Thursday, June 27, 2019

A new beginning - building (conclusion)

New beginnings are wonderful in life!
They are wonderful in our spiritual lives, too.
Our last lesson from Ezra 3 focuses one last time on building God's house; remember that we, the believers, are His house now....

When the builders laid the foundation of the temple of the Lord, the priests in their vestments and with trumpets, and the Levites (the sons of Asaph) with cymbals, took their places to praise the Lord, as prescribed by David king of Israel. 11 With praise and thanksgiving they sang to the Lord:“He is good;    his love toward Israel endures forever.”
And all the people gave a great shout of praise to the Lord, because the foundation of the house of the Lord was laid. 12 But many of the older priests and Levites and family heads, who had seen the former temple,wept aloud when they saw the foundation of this temple being laid, while many others shouted for joy. 13 No one could distinguish the sound of the shouts of joy from the sound of weeping, because the people made so much noise. And the sound was heard far away. (Ezra 3:10-13)

New beginnings with God require us to make time for worship. This can be personal worship, or it can be corporate (congregational) worship with other believers. Our worship needs to focus on God and His goodness and love. It can be accompanied by skillful musicians, but if we are focused on them, or on the singers, we are crossing the line into entertainment, not worship. You can see in verse eleven that they were praising God for His goodness and His lovingkindness to Israel.
These worshipers had a different viewpoint than many of us today. They had just come through years of captivity in Babylon, and many of them lost loved ones, possessions and homes when the city of Jerusalem fell. If they'd been focused on themselves, they could have complained about the treatment they'd received. But by faith, they now realized that the Lord had afflicted them out of His goodness:
Before I was afflicted I went astray,    but now I keep your word. You are good and do good;    teach me your statutes.It is good for me that I was afflicted,    that I might learn your statutes. The law of your mouth is better to me    than thousands of gold and silver pieces. (Psalm 119:67-68, 71-72)
So, now they sang of His goodness and covenant love toward them.  Perhaps we are afflicted today, or we are dealing with great adversity. God has not changed His mind; we are still His children and He loves us and has plans for our lives. Perhaps, as Charles Stanley reminds us, we should stop and ask ourselves "what is God trying to teach me" in the midst of this trial? Here is a quote from Stanley:

          "Often times God demonstrates His faithfulness in adversity
            by providing for us what we need to survive. He does not
            change our painful circumstances. He sustains us through them."

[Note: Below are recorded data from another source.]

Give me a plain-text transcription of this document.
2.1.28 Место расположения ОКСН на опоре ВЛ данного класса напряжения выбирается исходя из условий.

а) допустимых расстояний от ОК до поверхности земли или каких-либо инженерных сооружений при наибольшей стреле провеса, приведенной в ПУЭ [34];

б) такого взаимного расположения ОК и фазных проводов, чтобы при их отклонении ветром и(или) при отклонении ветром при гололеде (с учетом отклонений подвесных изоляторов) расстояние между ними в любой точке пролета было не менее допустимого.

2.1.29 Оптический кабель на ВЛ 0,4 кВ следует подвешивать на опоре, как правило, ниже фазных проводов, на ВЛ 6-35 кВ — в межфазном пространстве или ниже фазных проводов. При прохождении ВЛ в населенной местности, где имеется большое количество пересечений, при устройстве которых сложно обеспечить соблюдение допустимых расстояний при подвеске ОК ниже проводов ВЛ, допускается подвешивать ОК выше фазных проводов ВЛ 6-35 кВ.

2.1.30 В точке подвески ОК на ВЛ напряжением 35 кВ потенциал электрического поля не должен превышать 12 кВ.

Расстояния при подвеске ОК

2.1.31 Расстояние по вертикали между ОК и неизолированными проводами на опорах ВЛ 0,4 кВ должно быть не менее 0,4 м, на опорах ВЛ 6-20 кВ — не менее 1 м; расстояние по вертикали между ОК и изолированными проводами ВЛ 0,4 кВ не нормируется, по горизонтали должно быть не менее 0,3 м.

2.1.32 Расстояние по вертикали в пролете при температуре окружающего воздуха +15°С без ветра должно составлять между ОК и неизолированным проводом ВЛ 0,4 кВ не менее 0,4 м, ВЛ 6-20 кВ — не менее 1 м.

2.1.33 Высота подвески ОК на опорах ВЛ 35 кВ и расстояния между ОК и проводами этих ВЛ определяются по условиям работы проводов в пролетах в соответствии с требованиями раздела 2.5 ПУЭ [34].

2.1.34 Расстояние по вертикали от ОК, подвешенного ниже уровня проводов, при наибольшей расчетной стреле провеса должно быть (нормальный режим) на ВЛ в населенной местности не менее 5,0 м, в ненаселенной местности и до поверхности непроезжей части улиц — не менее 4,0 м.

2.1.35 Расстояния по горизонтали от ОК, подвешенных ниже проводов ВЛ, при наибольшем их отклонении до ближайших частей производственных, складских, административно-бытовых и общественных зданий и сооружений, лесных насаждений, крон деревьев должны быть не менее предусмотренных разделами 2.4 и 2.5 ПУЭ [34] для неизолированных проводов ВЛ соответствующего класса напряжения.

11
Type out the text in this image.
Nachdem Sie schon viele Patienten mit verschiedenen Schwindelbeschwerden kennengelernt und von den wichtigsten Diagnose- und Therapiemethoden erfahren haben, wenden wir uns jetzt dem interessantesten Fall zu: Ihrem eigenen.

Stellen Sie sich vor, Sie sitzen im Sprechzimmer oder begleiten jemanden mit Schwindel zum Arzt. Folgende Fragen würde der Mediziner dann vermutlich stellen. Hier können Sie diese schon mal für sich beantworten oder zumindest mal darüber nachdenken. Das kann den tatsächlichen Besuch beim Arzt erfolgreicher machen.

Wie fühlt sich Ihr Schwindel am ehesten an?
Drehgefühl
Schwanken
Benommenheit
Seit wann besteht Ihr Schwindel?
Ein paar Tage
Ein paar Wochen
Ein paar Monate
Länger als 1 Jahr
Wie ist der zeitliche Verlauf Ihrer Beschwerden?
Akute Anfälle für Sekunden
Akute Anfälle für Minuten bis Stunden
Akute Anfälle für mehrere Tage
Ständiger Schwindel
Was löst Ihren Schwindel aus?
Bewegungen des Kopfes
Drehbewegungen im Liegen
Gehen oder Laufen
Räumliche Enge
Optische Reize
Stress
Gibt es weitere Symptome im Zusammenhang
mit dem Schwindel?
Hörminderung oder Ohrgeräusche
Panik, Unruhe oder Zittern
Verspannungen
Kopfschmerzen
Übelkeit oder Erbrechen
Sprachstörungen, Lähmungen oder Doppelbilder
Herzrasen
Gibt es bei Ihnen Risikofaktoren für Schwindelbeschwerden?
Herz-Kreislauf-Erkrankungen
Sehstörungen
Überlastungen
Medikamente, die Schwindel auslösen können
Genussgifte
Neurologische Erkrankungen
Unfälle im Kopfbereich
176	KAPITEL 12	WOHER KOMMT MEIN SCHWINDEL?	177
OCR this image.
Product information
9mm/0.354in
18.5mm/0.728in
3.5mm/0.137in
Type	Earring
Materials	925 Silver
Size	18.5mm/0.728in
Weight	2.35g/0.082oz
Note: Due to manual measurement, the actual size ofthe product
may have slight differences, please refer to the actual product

When we realize this, we can worship Him and praise Him for His goodness and lovingkindness, just as the children of Israel did in this passage.
Notice, too, that the people expressed their emotions in their praise. They shouted for joy! Some of us are a little too restrained in our worship! We avoid the appearance of repeating the same tune or words over and over; we don't want to be seen as "chanting" or as those who repeat until a state of euphoria is reached. We want to "keep things real." But to tell you the truth, when we focus on the God of heaven, and how faithful and true and loving He is, it will affect our emotions! It's OK! I believe that He smiles when we truly smile and laugh, or when our emotions cause us to get misty-eyed. We can express ourselves to Him in worship and know that He sees and understands.

Finally, new beginnings often require cooperation. Sometimes there needs to be understanding between youngsters and oldsters; sometimes between rookies and veteran Christians. Building the house of God takes cooperation..... the younger people that returned to Jerusalem were thrilled as they saw the foundation of the temple laid. Wow! How exciting! The old timers had seen the temple that Solomon built. This foundation amidst the city rubble must have seemed pitiful compared to their memories. So they wept while the young men shouted.
Now, this could have ended badly! The old timers could have discouraged the younger ones from this new beginning. Oh boy, would that have been sad! They had to start somewhere, right?
And what if the young guys ignored the wisdom and experience of the old timers, and repeated the mistakes and failures of the past? That would have been sad, too! It was going to take cooperation to get the job done: the older folks needed the enthusiasm and joy of the younger folks, and the young ones needed the wisdom and maturity of the old timers.

We see this today, too. There are churches full of old folks clinging to their favorite old hymns and to one translation of the Bible. They can't understand why the younger folks have drifted away. Other churches are made up of mostly young people who have cast off the traditional ways and formed exciting, growing churches with almost no resemblance to the churches of the past. But they are in dangerous territory -- they need to be careful that they don't cast off centuries of Christian heritage and make mistakes that they could avoid if they learned from the older generation.

Long story short: we need all ages in the church of God. God's house is the believers of this world, and we all need to learn from one another!  New beginnings with God are ALWAYS possible, and if we focus on His cross, obey His Word, and work to build His house, we will find that God's door is open. He is inviting all of us to a new beginning with Him.